The Auto Industry’s Big Shift
Hennessy said that the biggest change Vroom has seen in the auto market thus far is a real shift in demand in urban areas.
Some of that stems from COVID-related shifts in consumer behavior, like laying off of ridesharing services and public transportation over safety concerns. But peel back the onion a bit and he said he also sees consumers relocating from the heart of major metros to surrounding suburbs — and needing to buy a car to support that shift.
“I would specifically say that as a result of that migration, that shifting of city demand is really more of a move to suburban demand,” Hennessy said.
Moreover, he said the way that consumers are relating psychologically to their cars has changed as the pandemic has constrained Americans in homes and altered how they deal with retailers and restaurants. Hennessy said that’s feeding rising demand that Vroom is seeing on its platform.
“We've always known that vehicles were an expression and an opportunity of freedom for individuals — the whole idea of concepts like the open road and exploring and things like that,” he said. “But now, the car has actually become a vehicle for safety as well as freedom.”

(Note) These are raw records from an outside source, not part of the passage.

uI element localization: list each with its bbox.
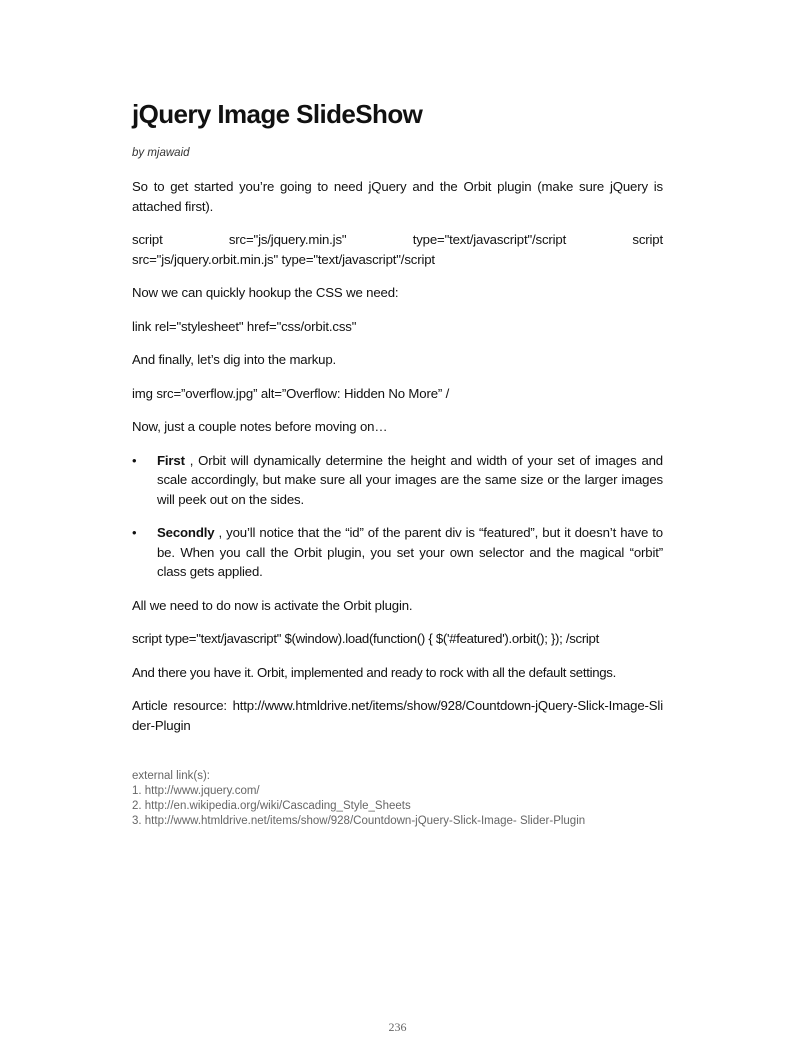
external-link[interactable]: 3. http://www.htmldrive.net/items/show/928/Countdown-jQuery-Slick-Image- Slider-Plugin (132, 815, 586, 827)
external-links-heading: external link(s): (132, 770, 210, 782)
note-lead: Secondly (157, 525, 215, 540)
notes-list (132, 451, 663, 582)
list-item (132, 451, 663, 510)
script-token: script (632, 232, 663, 247)
article (132, 96, 663, 829)
activate-code-line: script type="text/javascript" $(window).load(function() { $('#featured').orbit(); }); /script (132, 631, 599, 646)
article-title: jQuery Image SlideShow (132, 99, 423, 129)
note-lead: First (157, 452, 185, 468)
bullet-icon: • (132, 525, 137, 540)
script-code-line-1 (132, 230, 663, 250)
external-links (132, 769, 663, 829)
markup-code-line: img src=”overflow.jpg” alt=”Overflow: Hidden No More” / (132, 385, 450, 401)
script-code-block (132, 230, 663, 269)
outro-paragraph: And there you have it. Orbit, implemented and ready to rock with all the default settings. (132, 664, 616, 680)
note-text: , you’ll notice that the “id” of the parent div is “featured”, but it doesn’t have to be. When you call the Orbit plugin, you set your own selector and the magical “orbit” class gets applied. (157, 525, 663, 579)
script-token: type="text/javascript"/script (412, 232, 567, 247)
script-token: script (132, 232, 163, 247)
activate-intro-paragraph: All we need to do now is activate the Orbit plugin. (132, 597, 413, 613)
notes-intro-paragraph: Now, just a couple notes before moving on… (132, 419, 388, 434)
article-byline: by mjawaid (132, 147, 190, 159)
css-intro-paragraph: Now we can quickly hookup the CSS we need: (132, 285, 399, 300)
bullet-icon: • (132, 452, 137, 468)
external-link[interactable]: 2. http://en.wikipedia.org/wiki/Cascading_Style_Sheets (132, 800, 411, 812)
external-link[interactable]: 1. http://www.jquery.com/ (132, 785, 260, 797)
intro-paragraph: So to get started you’re going to need jQuery and the Orbit plugin (make sure jQuery is attached first). (132, 179, 663, 214)
article-body (132, 177, 663, 735)
script-code-line-2: src="js/jquery.orbit.min.js" type="text/javascript"/script (132, 251, 435, 267)
note-text: , Orbit will dynamically determine the height and width of your set of images and scale accordingly, but make sure all your images are the same size or the larger images will peek out on the sides. (157, 452, 663, 507)
css-code-line: link rel="stylesheet" href="css/orbit.css" (132, 318, 357, 334)
list-item (132, 523, 663, 582)
markup-intro-paragraph: And finally, let’s dig into the markup. (132, 352, 337, 367)
script-token: src="js/jquery.min.js" (228, 232, 347, 247)
article-resource: Article resource: http://www.htmldrive.net/items/show/928/Countdown-jQuery-Slick-Image-Slider-Plugin (132, 698, 663, 733)
page-number: 236 (388, 1020, 407, 1034)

The other change Vroom has noted is that consumers are purchasing at a slightly lower-than-average price point — in the mid-$20,000s range, down from the upper $20,000s. That’s the clearest effect Hennessy is seeing of economic uncertainty impacting the market.
He said it’s not depressing consumer need for cars or purchases of them, but slightly curtailing how much debt they’re willing to take on in uncertain times. Hennessy said that’s why pricing transparency is suddenly so important for consumers — and among the factors driving the push to digital across the entire auto market.
The Market’s Digital Transformation
Hennessy said Vroom has been building scale more rapidly than usual for the simple reason that consumers realize they no longer have to visit 10 dealerships and haggle over price.
He said that’s an experience no one actually likes, but that consumers had been mostly sticking with it due to inertia and lack of better options. But as digital presented better options amid the pandemic, consumer expectations rose.
Hennessy said Vroom is scaling up because it was built to meet those kinds of demands given its inventory of about 10,000 cars nationwide, plus logistics to deliver directly to a customer's door. And the company has lots of data support for every piece of inventory.
“We have over 40 data scientists and data engineers that think about nothing but finding the right cars that match demand, making sure they're priced to move [and] making sure that the consumers value the price,” he said.
Hennessy said that’s hard for most local dealers to compete with, as they typically have a few hundred cars on their lots at most and lack a team of data scientists to price and curate their selection. He said even dealers who’ve made rapid pivots to offering digitized versions of their physical inventories will need to innovate as the competition for selling cars increasingly moves online.
“Some dealerships will be able to figure it out, I have no doubt,” Hennessy noted.
But he said the ones that do will have to break out of their old paradigm of thinking first about their profitability and instead start by understanding their customers’ end-to-end omnichannel journeys to purchasing cars.